Les pays de la région ont dressé le bilan des réalisations des Objectifs du Millénaire pour le développement (OMD). Ils font prévaloir d’avoir été en mesure d’honorer leurs engagements au titre des OMD, à quelques indicateurs près, plus particulièrement dans les domaines de la santé, de l’égalité de genre et de l’environnement. Des rapports ont procédé à des évaluations des acquis que ces pays doivent consolider, des atouts qu’ils doivent valoriser et des défis qu’ils doivent relever, au regard des objectifs fixés par les nouveaux agendas internationaux de développement. Les 17 Objectifs de développement durable (ODD) de l’Agenda 2030, d’une portée universelle, joueront un rôle prépondérant dans la politique de développement des pays du Maghreb au cours des prochaines années. Intégrés, interconnectés et indissociables, ces ODD visent à concilier les trois dimensions du développement durable : économique, sociale et environnementale. Les Objectifs de développement durable vont au-delà des secteurs sociaux sur lesquels étaient centrés les Objectifs du Millénaire pour le développement, en incluant également des objectifs tels que le défi climatique et environnemental, la transition énergétique ou la croissance. Ces différences d’approche des ODD par rapport aux OMD font ressortir toute leur spécificité : l’interconnectivité, la globalité, l’universalité et la transversalité.

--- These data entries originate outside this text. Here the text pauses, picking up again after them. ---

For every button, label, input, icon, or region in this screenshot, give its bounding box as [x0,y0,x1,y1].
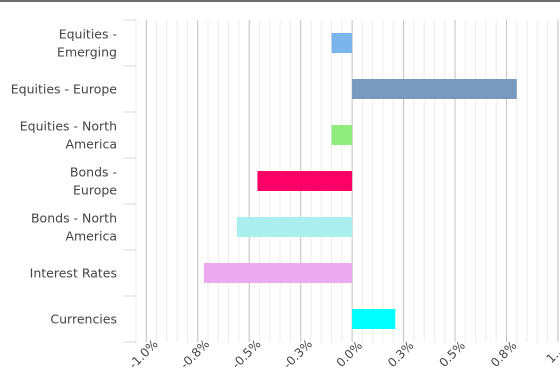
bar [331,125,353,145]
bar [257,171,353,191]
category-dividers [123,19,136,343]
category-label-line: Equities - [59,26,117,41]
bar [203,263,353,283]
x-tick-label: 0.3% [385,338,416,369]
bars [203,33,517,329]
x-tick-label: -0.3% [281,337,316,372]
x-tick-label: 0.5% [436,338,467,369]
x-tick-label: 0.8% [488,338,519,369]
category-label: Currencies [50,311,117,326]
bar [331,33,353,53]
x-tick-label: 1... [543,342,560,365]
category-label-line: Equities - Europe [11,81,118,96]
category-label-line: Currencies [50,311,117,326]
top-frame-border [0,0,560,2]
x-tick-label: 0.0% [334,338,365,369]
bar [352,309,396,329]
category-labels: Equities - Emerging Equities - Europe Equit… [11,26,118,326]
category-label-line: America [65,136,117,151]
bar [236,217,353,237]
category-label: Equities - North America [20,118,117,151]
x-axis-tick-labels: -1.0% -0.8% -0.5% -0.3% 0.0% 0.3% 0.5% 0.8% 1... [126,337,560,372]
category-label-line: Europe [73,182,117,197]
category-label: Equities - Europe [11,81,118,96]
category-label-line: Equities - North [20,118,117,133]
category-label: Interest Rates [30,265,117,280]
category-label-line: America [65,228,117,243]
category-label-line: Bonds - [70,164,117,179]
category-label: Bonds - North America [31,210,117,243]
category-label-line: Interest Rates [30,265,117,280]
x-tick-label: -0.5% [229,337,264,372]
x-tick-label: -0.8% [178,337,213,372]
category-label: Bonds - Europe [70,164,117,197]
bar [352,79,517,99]
category-label-line: Bonds - North [31,210,117,225]
category-label-line: Emerging [57,44,117,59]
category-label: Equities - Emerging [57,26,117,59]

Les pays du Maghreb abordent l’Agenda international de développement durable dans un contexte marqué par une instabilité économique, des attentes sociales et des perturbations environnementales. Les pouvoirs publics cherchent à impulser des inflexions aux modèles de croissance avec une volontariste diversification des structures productives, le renforcement des bases infrastructurelles et institutionnelles d’attractivité des territoires et le rééquilibrage, au profit d’un mode plus endogène du financement des investissements requis, à cet effet. Les perspectives post-2015 ont fait l’objet des consultations nationales tenues à travers tous les pays, à l’initiative d’institutions gouvernementales et non gouvernementales avec une participation des institutions représentatives élues et de la société civile et avec l’appui des organismes relevant des Nations unies.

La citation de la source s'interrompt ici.